Eu sempre faço uma súmula do que vou escrever. Tomo nota, seguidamente, quando me ocorre uma lembrança interessante, um fato curioso ou quando vejo uma combinação de duas palavras bonitas em jornais ou livros. As páginas do meu caderno de anotações acabam virando uma fichinha que vou guardando, cada uma com um número. Quando terminei meus dois primeiros livros, joguei todas as fichas fora. Contei isso ao Drummond e ele me passou uma espinafração muito grande. Ele disse: ''Tenha respeito pelo que você escreve. Você guarde todas as notas porque se você for estudado mais tarde, você deixa isso como documentação''. Eu passei a seguir esse conselho e com isso adquiri maior respeito pelo que escrevo, porque para escrever cada página minha, eu consulto duas ou três fichas. Isso me deu certa tranquilidade, porque o que escrevo é resultado de elaboração e de notas, é um trabalho cavucado, meditado.
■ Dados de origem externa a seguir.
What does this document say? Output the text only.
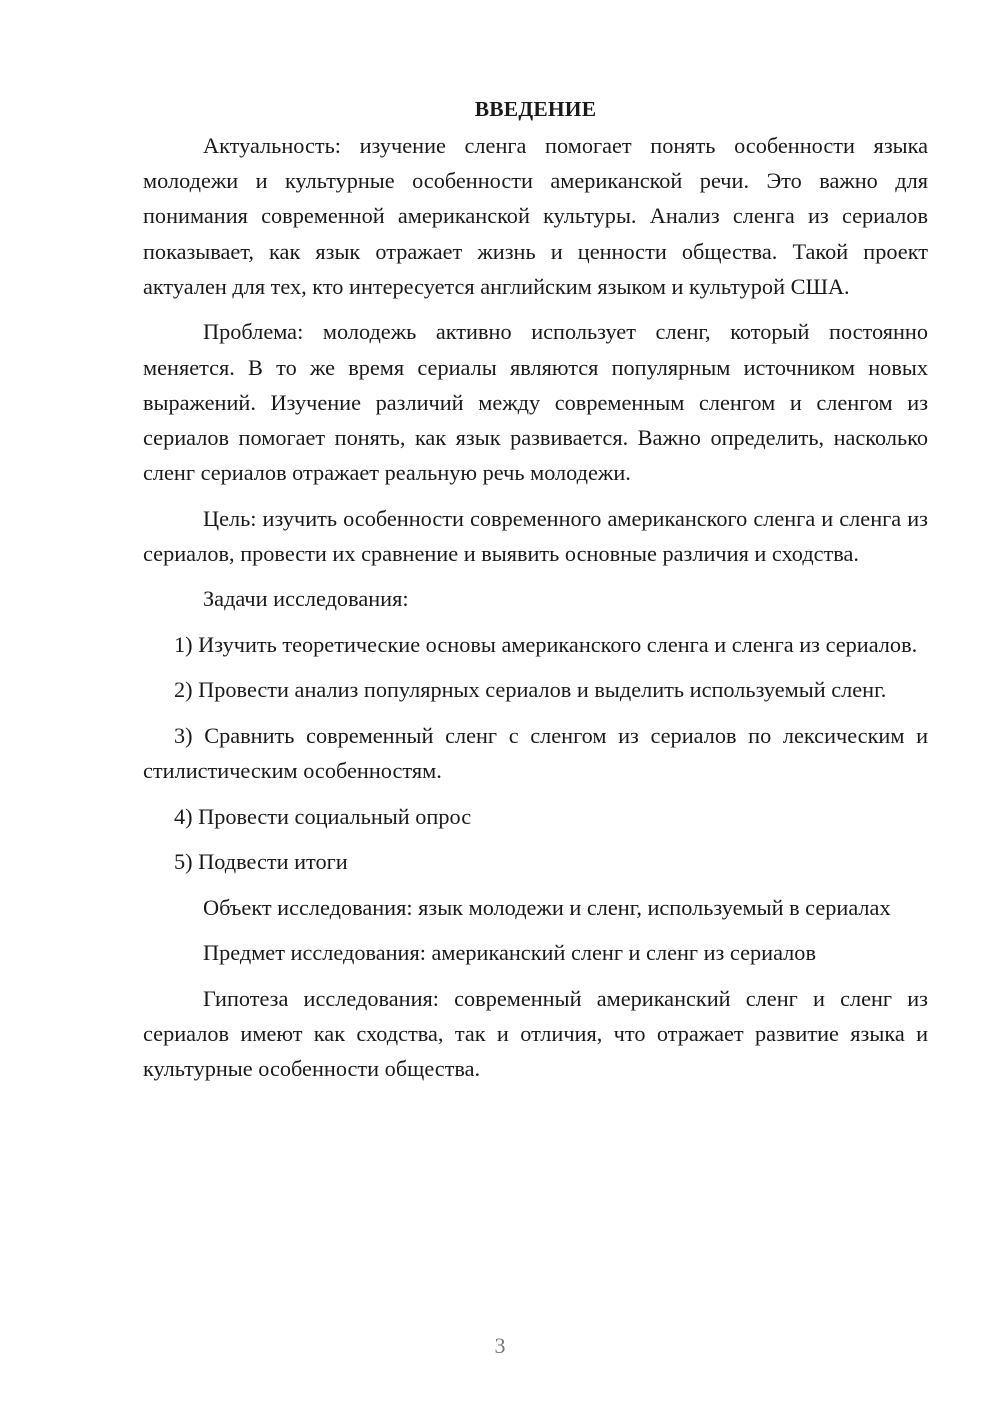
ВВЕДЕНИЕ

Актуальность: изучение сленга помогает понять особенности языка молодежи и культурные особенности американской речи. Это важно для понимания современной американской культуры. Анализ сленга из сериалов показывает, как язык отражает жизнь и ценности общества. Такой проект актуален для тех, кто интересуется английским языком и культурой США.

Проблема: молодежь активно использует сленг, который постоянно меняется. В то же время сериалы являются популярным источником новых выражений. Изучение различий между современным сленгом и сленгом из сериалов помогает понять, как язык развивается. Важно определить, насколько сленг сериалов отражает реальную речь молодежи.

Цель: изучить особенности современного американского сленга и сленга из сериалов, провести их сравнение и выявить основные различия и сходства.

Задачи исследования:

1) Изучить теоретические основы американского сленга и сленга из сериалов.

2) Провести анализ популярных сериалов и выделить используемый сленг.

3) Сравнить современный сленг с сленгом из сериалов по лексическим и стилистическим особенностям.

4) Провести социальный опрос

5) Подвести итоги

Объект исследования: язык молодежи и сленг, используемый в сериалах

Предмет исследования: американский сленг и сленг из сериалов

Гипотеза исследования: современный американский сленг и сленг из сериалов имеют как сходства, так и отличия, что отражает развитие языка и культурные особенности общества.

3
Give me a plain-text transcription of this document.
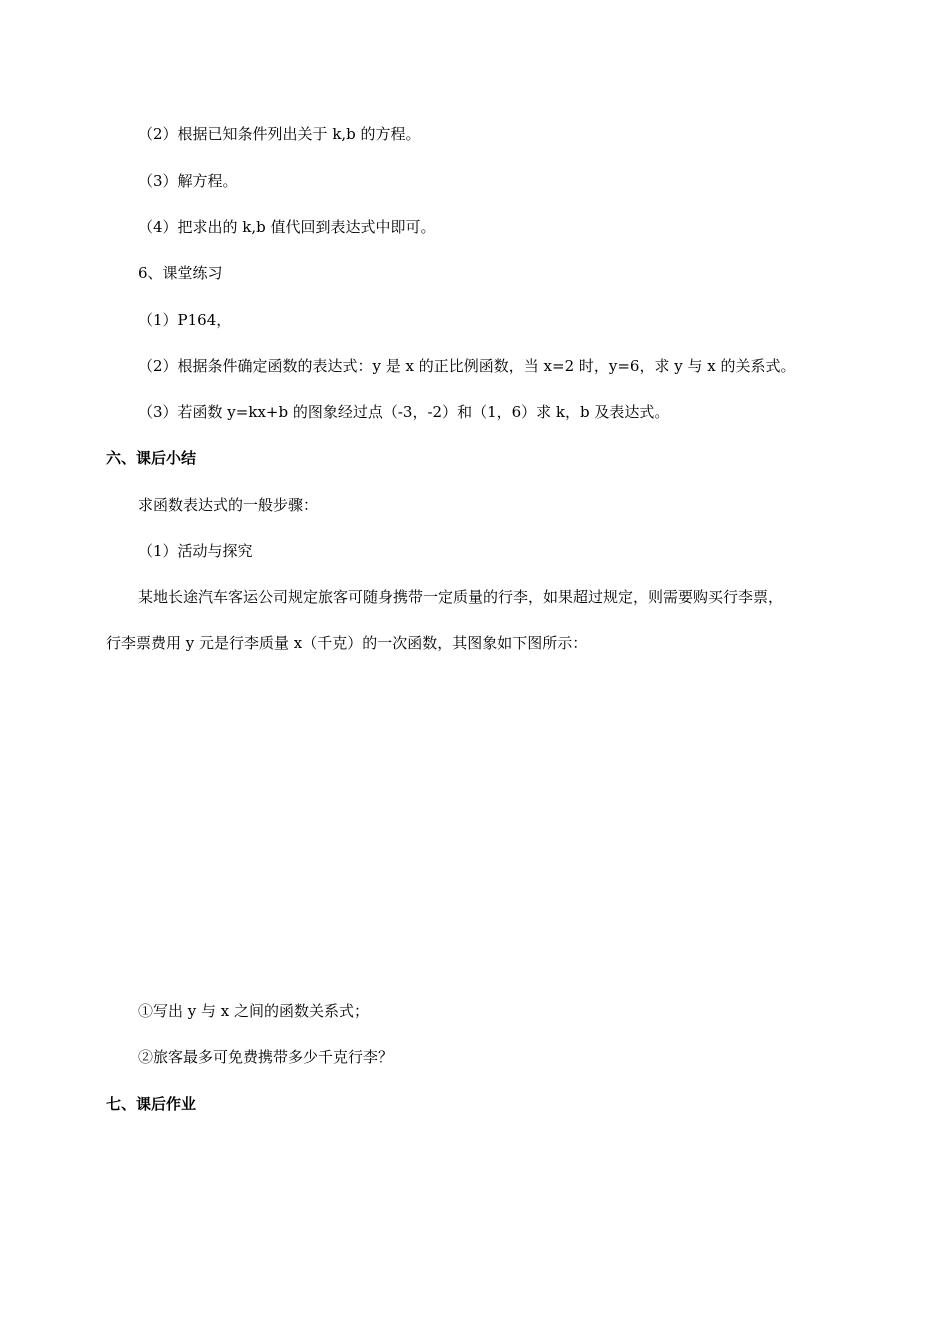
（2）根据已知条件列出关于 k,b 的方程。
（3）解方程。
（4）把求出的 k,b 值代回到表达式中即可。
6、课堂练习
（1）P164，
（2）根据条件确定函数的表达式：y 是 x 的正比例函数，当 x=2 时，y=6，求 y 与 x 的关系式。
（3）若函数 y=kx+b 的图象经过点（-3，-2）和（1，6）求 k，b 及表达式。
六、课后小结
求函数表达式的一般步骤：
（1）活动与探究
某地长途汽车客运公司规定旅客可随身携带一定质量的行李，如果超过规定，则需要购买行李票，
行李票费用 y 元是行李质量 x（千克）的一次函数，其图象如下图所示：
①写出 y 与 x 之间的函数关系式；
②旅客最多可免费携带多少千克行李？
七、课后作业
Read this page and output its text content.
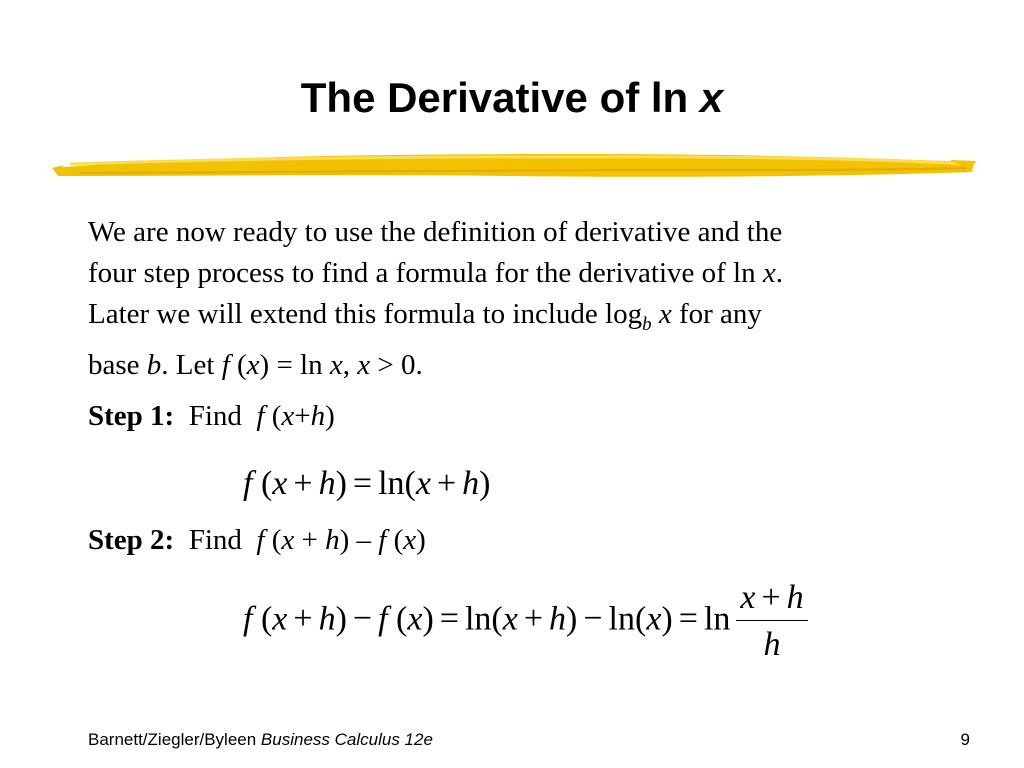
The Derivative of ln x
We are now ready to use the definition of derivative and the
four step process to find a formula for the derivative of ln x.
Later we will extend this formula to include $\log_b x$ for any
base b. Let f (x) = ln x, x > 0.
Step 1: Find f (x+h)
f (x + h) = ln(x + h)
Step 2: Find f (x + h) – f (x)
f (x + h) − f $(x) = \ln(x + h) - \ln(x) = \ln \frac{x + h}{h}$
Barnett/Ziegler/Byleen Business Calculus 12e	9
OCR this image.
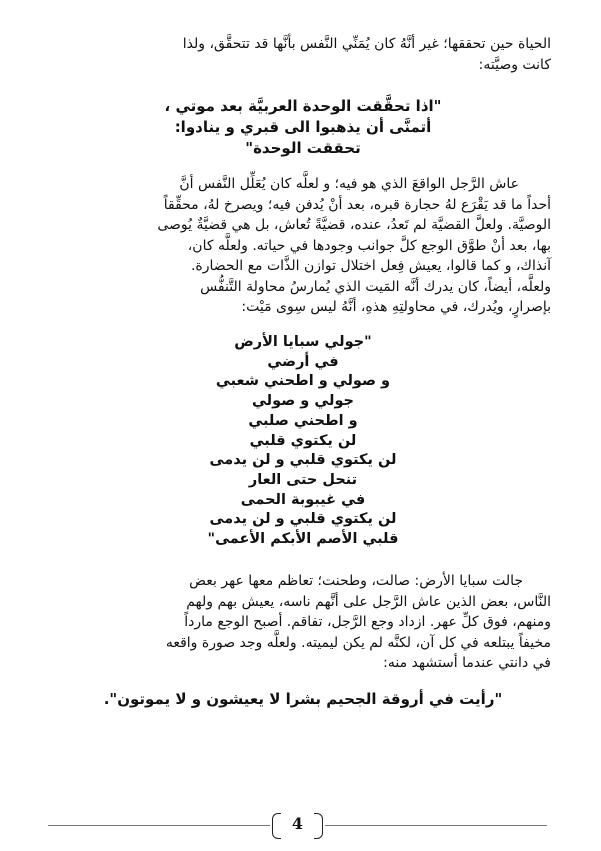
الحياة حين تحققها؛ غير أنَّهُ كان يُمَنِّي النَّفس بأنَّها قد تتحقَّق، ولذا
كانت وصيَّته:
"اذا تحقَّقت الوحدة العربيَّة بعد موتي ،
أتمنَّى أن يذهبوا الى قبري و ينادوا:
تحققت الوحدة"
عاش الرَّجل الواقعَ الذي هو فيه؛ و لعلَّه كان يُعَلِّل النَّفس أنَّ
أحداً ما قد يَقْرَع لهُ حجارة قبره، بعد أنْ يُدفن فيه؛ ويصرخ لهُ، محقِّقاً
الوصيَّة. ولعلَّ القضيَّة لم تَعدُ، عنده، قضيَّةً تُعاش، بل هي قضيَّةٌ يُوصى
بها، بعد أنْ طوَّق الوجع كلَّ جوانب وجودها في حياته. ولعلَّه كان،
آنذاك، و كما قالوا، يعيش فِعل اختلال توازن الذَّات مع الحضارة.
ولعلَّه، أيضاً، كان يدرك أنَّه المَيت الذي يُمارسُ محاولة التَّنفُّس
بإصرارٍ، ويُدرك، في محاولتِهِ هذهِ، أنَّهُ ليس سِوى مَيْت:
"جولي سبايا الأرض
في أرضي
و صولي و اطحني شعبي
جولي و صولي
و اطحني صلبي
لن يكتوي قلبي
لن يكتوي قلبي و لن يدمى
تنحل حتى العار
في غيبوبة الحمى
لن يكتوي قلبي و لن يدمى
قلبي الأصم الأبكم الأعمى"
جالت سبايا الأرض: صالت، وطحنت؛ تعاظم معها عهر بعض
النَّاس، بعض الذين عاش الرَّجل على أنَّهم ناسه، يعيش بهم ولهم
ومنهم، فوق كلِّ عهر. ازداد وجع الرَّجل، تفاقم. أصبح الوجع مارداً
مخيفاً يبتلعه في كل آن، لكنَّه لم يكن ليميته. ولعلَّه وجد صورة واقعه
في دانتي عندما أستشهد منه:
"رأيت في أروقة الجحيم بشرا لا يعيشون و لا يموتون".
4
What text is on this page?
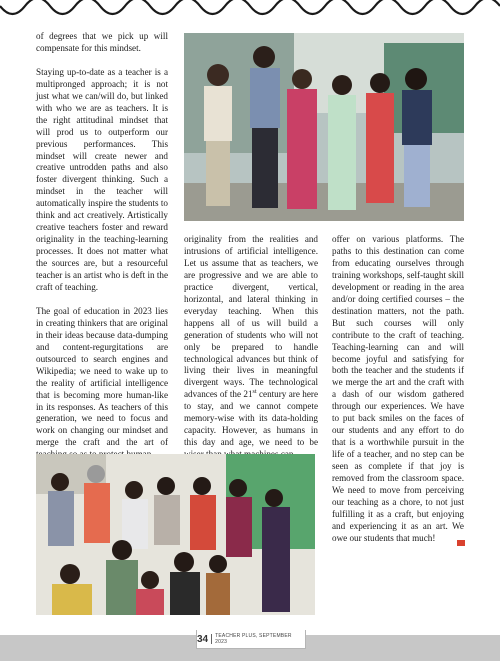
of degrees that we pick up will compensate for this mindset.

Staying up-to-date as a teacher is a multipronged approach; it is not just what we can/will do, but linked with who we are as teachers. It is the right attitudinal mindset that will prod us to outperform our previous performances. This mindset will create newer and creative untrodden paths and also foster divergent thinking. Such a mindset in the teacher will automatically inspire the students to think and act creatively. Artistically creative teachers foster and reward originality in the teaching-learning processes. It does not matter what the sources are, but a resourceful teacher is an artist who is deft in the craft of teaching.

The goal of education in 2023 lies in creating thinkers that are original in their ideas because data-dumping and content-regurgitations are outsourced to search engines and Wikipedia; we need to wake up to the reality of artificial intelligence that is becoming more human-like in its responses. As teachers of this generation, we need to focus and work on changing our mindset and merge the craft and the art of

originality from the realities and intrusions of artificial intelligence. Let us assume that as teachers, we are progressive and we are able to practice divergent, vertical, horizontal, and lateral thinking in everyday teaching. When this happens all of us will build a generation of students who will not only be prepared to handle technological advances but think of living their lives in meaningful divergent ways. The technological advances of the 21st century are here to stay, and we cannot compete memory-wise with its data-holding capacity. However, as humans in this day and age, we need to be

offer on various platforms. The paths to this destination can come from educating ourselves through training workshops, self-taught skill development or reading in the area and/or doing certified courses – the destination matters, not the path. But such courses will only contribute to the craft of teaching. Teaching-learning can and will become joyful and satisfying for both the teacher and the students if we merge the art and the craft with a dash of our wisdom gathered through our experiences. We have to put back smiles on the faces of our students and any effort to do that is a worthwhile pursuit in the life of a teacher, and no step can be seen as complete if that joy is removed from the classroom space. We need to move from perceiving our teaching as a chore, to not just fulfilling it as a craft, but enjoying and experiencing it as an art. We owe our students that much!

34 TEACHER PLUS, SEPTEMBER 2023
O senhor foi convidado a participar da Academia Brasileira de Letras e não aceitou. Que razões o levaram a isto?
Fui convidado oficialmente por dois grandes amigos meus da Academia que estiveram aqui em casa, onde estamos sentados, trazendo uma carta assinada por catorze acadêmicos. Eu disse que não tinha vontade de ser da Academia porque a Academia tinha um aspecto disciplinador que quem entra tem de adquirir um certo número de opiniões que são as opiniões da casa. É um partido muito forte, é um partido literário e eu não estava disposto a entrar para uma coisa dessa que me tirasse a liberdade de escrever as memórias como eu tenho escrito, arranjando muito inimigos. Eu digo a verdade até onde eu posso dizer. Eu não faço maledicência, mas gosto de gozar as pessoas, os ridículos, essa coisa, principalmente em cima disso é que eu bato. De modo que eu queria continuar com essa liberdade. Não aceitei a Academia Mineira, não aceitei a Academia Brasileira por essa razão. E pelo seguinte, porque eu ia me tornar um mau acadêmico, um mau companheiro. Ia perder amigos porque eu sou contra o critério adotado por todas as academias de Letras do Brasil, as estaduais e a grande, que é a Academia Brasileira, desse critério da eleição dos homens apenas ditos eminentes que, na maioria, não são homens eminentes, são homens que parecem eminentes, eles procuram se fazer de eminentes, são os medalhões de uma maneira geral. O patrono da Academia, que é o Machado de Assis, eu gosto muito da teoria do medalhão que ele escreveu: é o sujeito que não é nada e que parece que é tudo, que não aguenta uma análise e a Academia está cheia desses exemplos. Eu tenho eleitos como figuras eminentes, até amigos meus aos quais eu negaria o voto, de modo que eu ia arranjar inimizades. Grandes médicos que eu acho colegas fabulosos, mas não são letrados absolutamente, não são homens de letras. De modo que eu negaria o voto e ia arranjar um inimigo. É por isso que não tive e não tenho vontade de ser acadêmico.
Gostaria que o senhor dissesse alguma coisa sobre Pedro Nava brasileiro, médico, escritor, Pedro Nava pessoa.
Ele é uma boa pessoa e grande figura (interfere dona Nieta, esposa de Nava, que acompanha a conversa).
Esta é uma opinião suspeita, porque é parcial. Eu não me olho como grande figura, eu não me acho realmente... Sou um homem cheio de defeitos, sou impulsivo, tenho feito muito inimigo por causa disso. Agora, a meu favor eu digo o seguinte: Jamais ataquei uma pessoa primeiro, os meus ataques são revidantes, de modo que aí é uma qualidade; sou rancoroso, guardo muito as desfeitas, as afrontas que me são feitas, guardo muito. Mas não sou odiento, porque se eu fosse odiento na proporção em que sou rancoroso, no sentido de guardar e não perdoar, eu já teria matado alguém. Nesse sentido eu sou um titica... Mas, não vou procurar esforços não; a minha arma é a palavra, eu tiro esforços é nos meus livros, colando uma máscara nas pessoas ou tirando umas máscaras...
A professora doutora Edina Panichi, do Departamento de Letras Vernáculas e Clássicas da Universidade Estadual de Londrina, é uma estudiosa da obra de Pedro Nava. A professora tem em seu poder, cópias dos arquivos referentes à obra Beira-Mar/Memórias 4, cedidas pela família de Nava e que servem hoje como documentação de apoio a um projeto de pesquisa desenvolvido na UEL.